Ela terminara comigo porque eu roubava suas calcinhas. Toda vez que transávamos, ela perdia sua calcinha e punha a culpa em mim. Eu tinha particular orgulho pelas calcinhas menstruadas, que até hoje conservam o cheiro.

Mas tergiverso. Chato é que nem cupim, depois que se instalam é difícil livrar-se deles. Estão sempre bebendo seu uísque, melando suas revistas e ocupando seu banheiro.

Eram tempos difíceis aqueles. E parecia natural que uma dificuldade natural como chatos se instalasse na sua vida. Eles coçam. Ardem. Engordam. Se reproduzem e morrem. Fazem tudo aquilo que você também quer fazer, então não há sentido em culpá-los.

Eram tempos difíceis em que eu decidira me aposentar da escrita. Não havia sentido. A realidade suplantara toda e qualquer obra de ficção. Na Alemanha um casal matara o filho de um ano de desnutrição, pois eram vegetarianos e a mulher se recusara a amamentar, dando-lhe leite de amêndoa no lugar do leite materno. Desnutrição e pneumonia, pois o bebê sem leite materno era também obviamente desprovido de anticorpos. Outro casal alemão descobrira, depois de cinco anos de casamento, que o motivo de sua infertilidade era a ausência de sexo, que eles desconheciam ser necessário para a reprodução. Na América Latina um prefeito de cidadezinha fora currado e fotografado sendo currado para persuadi-lo de conceder um benefício fiscal ao currador. Em dado local da Ásia 97% da população acreditava que os políticos eram honestos. Na África epidemias estavam voltando pois autoridades religiosas proibiam vacinação. Ah sim, e claro, a patética guerra ao terror continuava.

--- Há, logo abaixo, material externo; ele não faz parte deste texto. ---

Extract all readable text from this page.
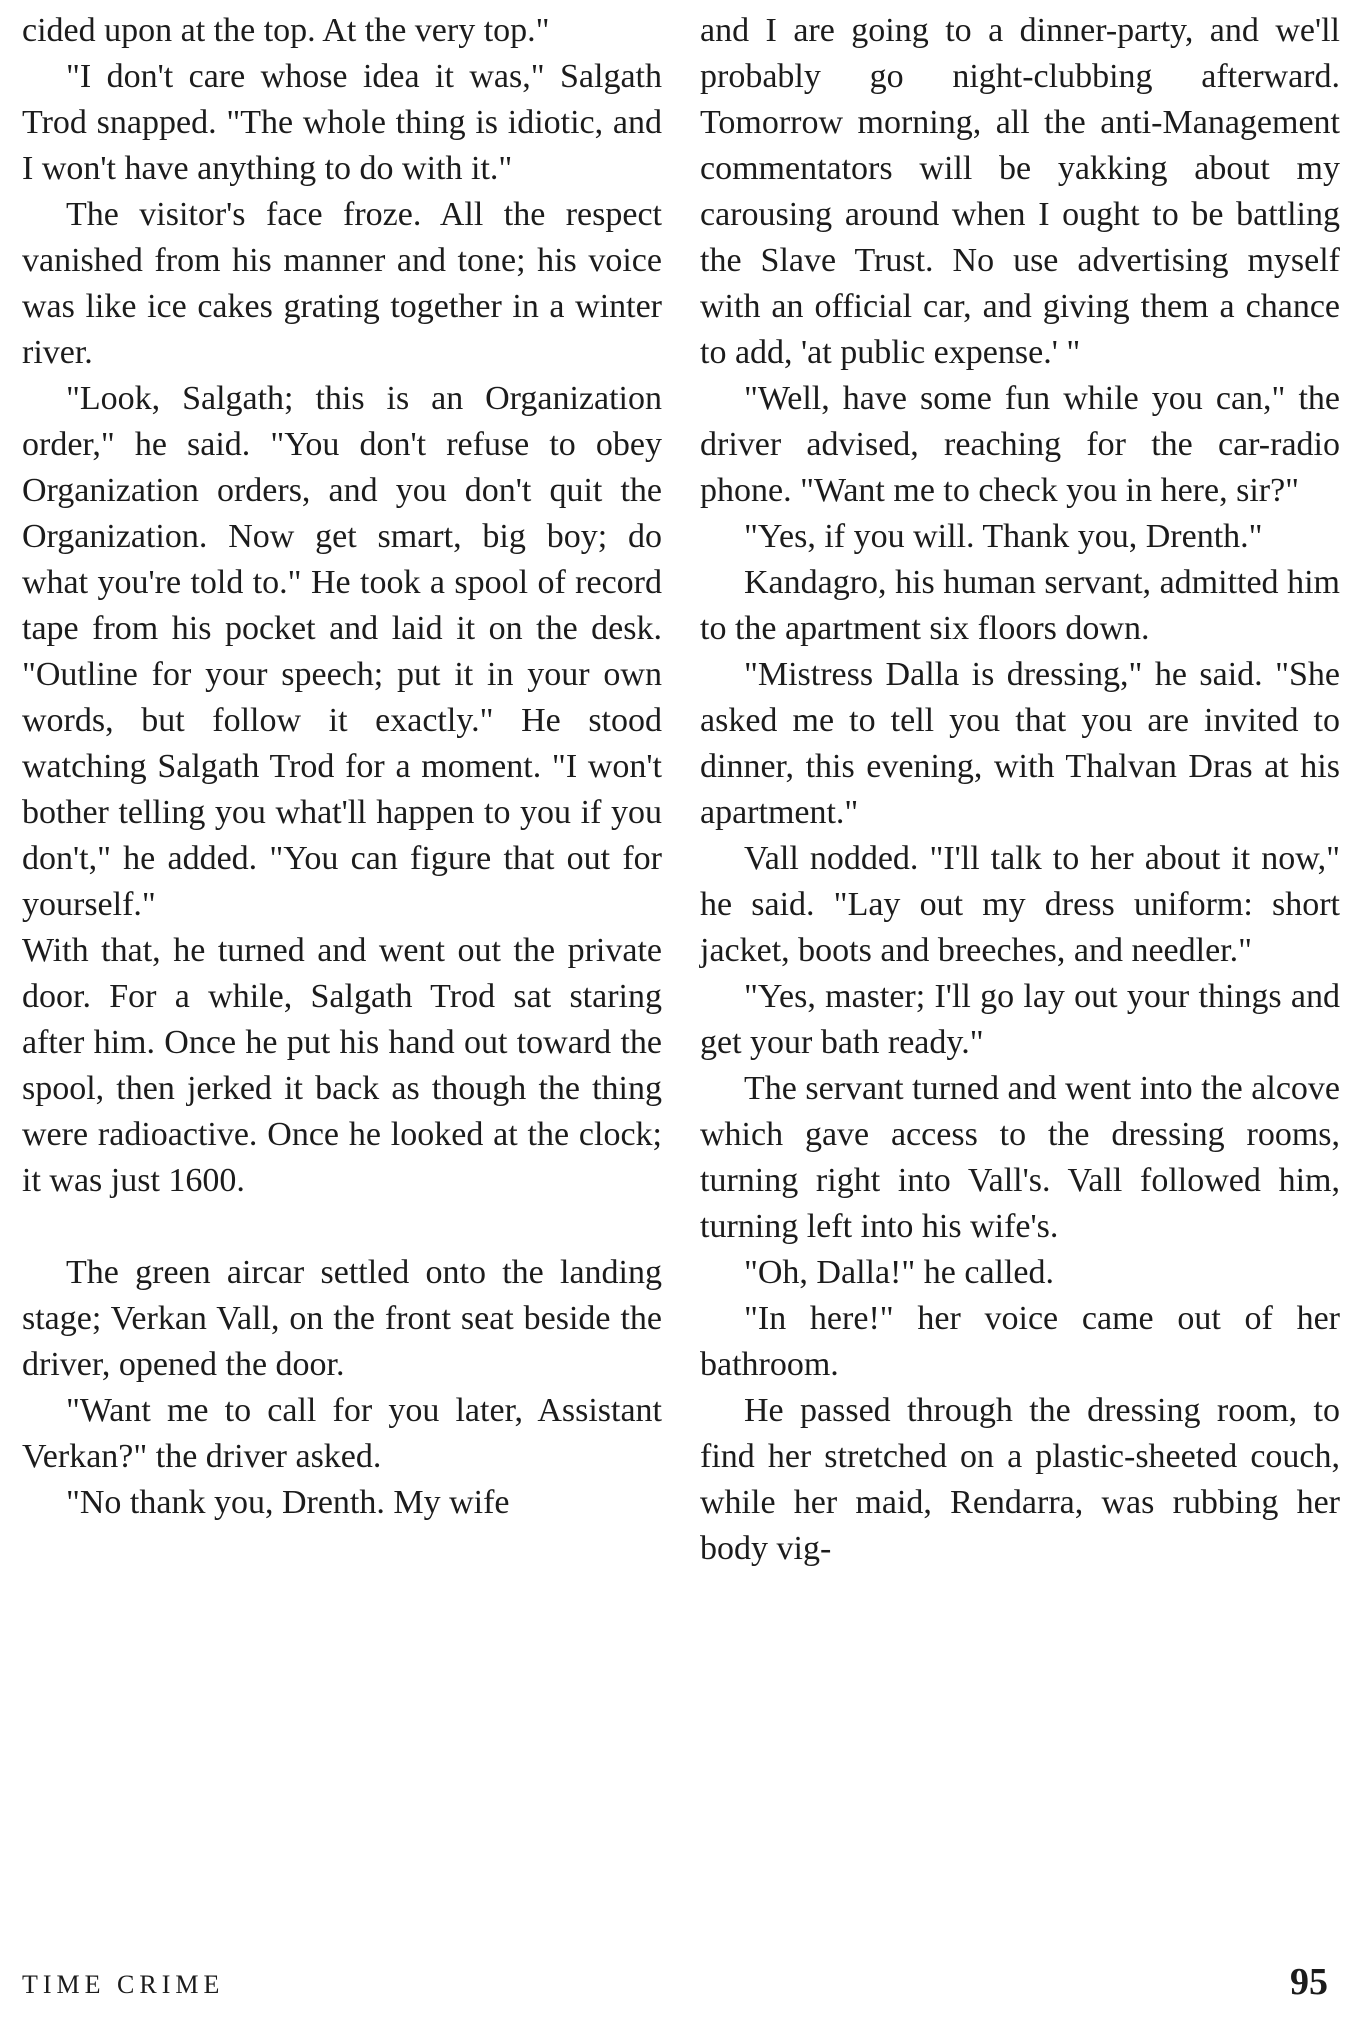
cided upon at the top. At the very top."

"I don't care whose idea it was," Salgath Trod snapped. "The whole thing is idiotic, and I won't have anything to do with it."

The visitor's face froze. All the respect vanished from his manner and tone; his voice was like ice cakes grating together in a winter river.

"Look, Salgath; this is an Organization order," he said. "You don't refuse to obey Organization orders, and you don't quit the Organization. Now get smart, big boy; do what you're told to." He took a spool of record tape from his pocket and laid it on the desk. "Outline for your speech; put it in your own words, but follow it exactly." He stood watching Salgath Trod for a moment. "I won't bother telling you what'll happen to you if you don't," he added. "You can figure that out for yourself."

With that, he turned and went out the private door. For a while, Salgath Trod sat staring after him. Once he put his hand out toward the spool, then jerked it back as though the thing were radioactive. Once he looked at the clock; it was just 1600.

The green aircar settled onto the landing stage; Verkan Vall, on the front seat beside the driver, opened the door.

"Want me to call for you later, Assistant Verkan?" the driver asked.

"No thank you, Drenth. My wife

and I are going to a dinner-party, and we'll probably go night-clubbing afterward. Tomorrow morning, all the anti-Management commentators will be yakking about my carousing around when I ought to be battling the Slave Trust. No use advertising myself with an official car, and giving them a chance to add, 'at public expense.' "

"Well, have some fun while you can," the driver advised, reaching for the car-radio phone. "Want me to check you in here, sir?"

"Yes, if you will. Thank you, Drenth."

Kandagro, his human servant, admitted him to the apartment six floors down.

"Mistress Dalla is dressing," he said. "She asked me to tell you that you are invited to dinner, this evening, with Thalvan Dras at his apartment."

Vall nodded. "I'll talk to her about it now," he said. "Lay out my dress uniform: short jacket, boots and breeches, and needler."

"Yes, master; I'll go lay out your things and get your bath ready."

The servant turned and went into the alcove which gave access to the dressing rooms, turning right into Vall's. Vall followed him, turning left into his wife's.

"Oh, Dalla!" he called.

"In here!" her voice came out of her bathroom.

He passed through the dressing room, to find her stretched on a plastic-sheeted couch, while her maid, Rendarra, was rubbing her body vig-

TIME CRIME	95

Peguei uma cerveja e sentei-me no chão. Era engraçado observar e pensar naqueles bichinhos lá embaixo. Para eles eu era o Universo. Poderia ser tanto um Universo malvado punindo-os com desgraça, quanto um Universo bondoso, recompensando-os com fartura. Quais maravilhosos sentimentos não os percorriam quando sugavam o sangue fresco? Quais fantásticas fantasias não possuíam? Quantos projetos? Quantos prazeres triviais?

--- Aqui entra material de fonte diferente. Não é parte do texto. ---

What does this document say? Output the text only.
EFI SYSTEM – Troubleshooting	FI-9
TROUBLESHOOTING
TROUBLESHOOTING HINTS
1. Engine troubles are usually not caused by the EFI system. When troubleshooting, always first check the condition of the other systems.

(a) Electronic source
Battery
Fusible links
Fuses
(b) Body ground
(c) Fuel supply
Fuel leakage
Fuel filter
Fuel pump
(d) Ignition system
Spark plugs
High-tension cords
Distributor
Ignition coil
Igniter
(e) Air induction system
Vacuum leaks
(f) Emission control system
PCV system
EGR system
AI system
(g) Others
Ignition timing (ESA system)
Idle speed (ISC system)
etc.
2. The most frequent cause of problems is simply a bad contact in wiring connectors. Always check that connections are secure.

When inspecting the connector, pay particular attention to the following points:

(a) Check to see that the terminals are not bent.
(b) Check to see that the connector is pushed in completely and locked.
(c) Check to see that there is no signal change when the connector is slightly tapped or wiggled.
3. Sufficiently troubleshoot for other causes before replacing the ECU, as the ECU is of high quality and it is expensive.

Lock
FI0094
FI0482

Talvez tudo isso fosse apenas delírio de uma mente bêbada. Talvez eles apenas sugassem como autômatos, uma vez que conceitos como dor e prazer são conceitos humanos, dificilmente aplicáveis a insetos. Mas é difícil não crer que uma espécie de euforia biológica não tomasse conta deles, algum mecanismo evolutivo que induzisse algo remotamente relacionado a prazer e, conseqüentemente, mantivesse a espécie existente, pois seus muitos membros, em busca do prazer, fartariam-se no sangue de minhas partes íntimas.

Afinal, se era dali que eu extraia o prazer máximo de minha vida, não seria justa que justamente dali, extraíssem eles o prazer máximo das suas existências?

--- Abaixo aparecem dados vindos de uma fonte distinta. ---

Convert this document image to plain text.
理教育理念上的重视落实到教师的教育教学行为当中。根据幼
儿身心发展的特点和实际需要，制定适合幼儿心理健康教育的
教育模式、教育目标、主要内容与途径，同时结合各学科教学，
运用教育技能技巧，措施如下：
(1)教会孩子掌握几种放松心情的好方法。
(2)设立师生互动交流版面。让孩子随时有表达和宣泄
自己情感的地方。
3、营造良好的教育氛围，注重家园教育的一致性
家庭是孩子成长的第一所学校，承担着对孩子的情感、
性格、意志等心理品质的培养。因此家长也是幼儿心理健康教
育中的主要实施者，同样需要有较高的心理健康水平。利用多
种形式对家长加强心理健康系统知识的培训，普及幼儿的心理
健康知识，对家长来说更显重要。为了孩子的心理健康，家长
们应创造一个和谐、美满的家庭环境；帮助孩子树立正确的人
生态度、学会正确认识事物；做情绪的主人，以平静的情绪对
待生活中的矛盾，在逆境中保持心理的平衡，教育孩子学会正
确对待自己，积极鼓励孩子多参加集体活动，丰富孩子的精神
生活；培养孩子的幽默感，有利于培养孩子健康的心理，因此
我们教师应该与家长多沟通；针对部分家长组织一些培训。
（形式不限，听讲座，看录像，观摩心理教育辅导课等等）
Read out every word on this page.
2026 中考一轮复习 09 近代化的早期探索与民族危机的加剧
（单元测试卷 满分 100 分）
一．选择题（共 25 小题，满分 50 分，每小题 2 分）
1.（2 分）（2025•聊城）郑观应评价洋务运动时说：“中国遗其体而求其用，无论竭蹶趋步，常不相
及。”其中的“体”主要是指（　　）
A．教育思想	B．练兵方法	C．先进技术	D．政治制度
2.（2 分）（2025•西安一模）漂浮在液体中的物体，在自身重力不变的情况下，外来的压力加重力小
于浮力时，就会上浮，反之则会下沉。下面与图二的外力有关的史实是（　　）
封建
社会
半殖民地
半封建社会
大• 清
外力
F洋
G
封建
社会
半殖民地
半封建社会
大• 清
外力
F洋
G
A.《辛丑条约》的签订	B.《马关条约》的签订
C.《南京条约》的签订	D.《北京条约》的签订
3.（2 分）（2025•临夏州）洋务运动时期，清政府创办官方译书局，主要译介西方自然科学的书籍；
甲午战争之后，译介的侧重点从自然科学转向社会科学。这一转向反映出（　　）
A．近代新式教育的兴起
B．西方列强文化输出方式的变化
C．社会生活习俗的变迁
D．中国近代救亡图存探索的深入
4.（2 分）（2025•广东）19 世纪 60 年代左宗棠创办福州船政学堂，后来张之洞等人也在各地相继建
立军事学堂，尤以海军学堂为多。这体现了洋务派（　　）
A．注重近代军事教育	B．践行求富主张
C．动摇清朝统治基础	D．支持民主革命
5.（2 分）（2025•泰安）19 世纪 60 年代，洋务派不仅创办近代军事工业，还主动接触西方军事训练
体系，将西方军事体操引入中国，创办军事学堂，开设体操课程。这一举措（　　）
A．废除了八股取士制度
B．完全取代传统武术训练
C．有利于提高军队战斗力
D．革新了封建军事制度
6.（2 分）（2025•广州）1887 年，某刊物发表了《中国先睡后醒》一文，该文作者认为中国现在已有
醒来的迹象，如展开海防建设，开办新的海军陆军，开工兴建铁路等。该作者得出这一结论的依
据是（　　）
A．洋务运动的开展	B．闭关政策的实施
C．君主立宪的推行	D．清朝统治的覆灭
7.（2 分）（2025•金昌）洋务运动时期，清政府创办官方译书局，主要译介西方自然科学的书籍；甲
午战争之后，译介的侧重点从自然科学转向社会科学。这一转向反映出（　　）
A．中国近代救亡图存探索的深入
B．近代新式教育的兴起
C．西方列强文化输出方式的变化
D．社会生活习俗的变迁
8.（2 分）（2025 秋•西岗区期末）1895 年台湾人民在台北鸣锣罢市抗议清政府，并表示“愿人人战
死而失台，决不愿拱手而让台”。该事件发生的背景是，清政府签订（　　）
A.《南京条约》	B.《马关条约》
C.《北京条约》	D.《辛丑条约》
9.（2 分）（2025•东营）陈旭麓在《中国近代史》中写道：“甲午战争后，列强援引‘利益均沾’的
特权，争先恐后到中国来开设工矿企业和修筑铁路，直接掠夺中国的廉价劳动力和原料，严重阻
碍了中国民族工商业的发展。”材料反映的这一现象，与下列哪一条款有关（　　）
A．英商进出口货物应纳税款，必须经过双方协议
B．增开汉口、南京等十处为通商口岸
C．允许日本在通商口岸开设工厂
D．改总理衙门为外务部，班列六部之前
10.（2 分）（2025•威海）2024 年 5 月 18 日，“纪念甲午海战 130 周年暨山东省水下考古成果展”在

Eu e meu saco ficamos horas e horas pensando. A tevê estava ligada, mas a programação acabara e apenas ruído de estática era exibido na tela. Aquilo me excitava.

De alguma forma, era como se aquele emaranhado de chuviscos fosse uma sedutora atriz procurando minha glande.

Era como se aquele emaranha de rabiscos fosse uma sensual silhueta se despindo para mim.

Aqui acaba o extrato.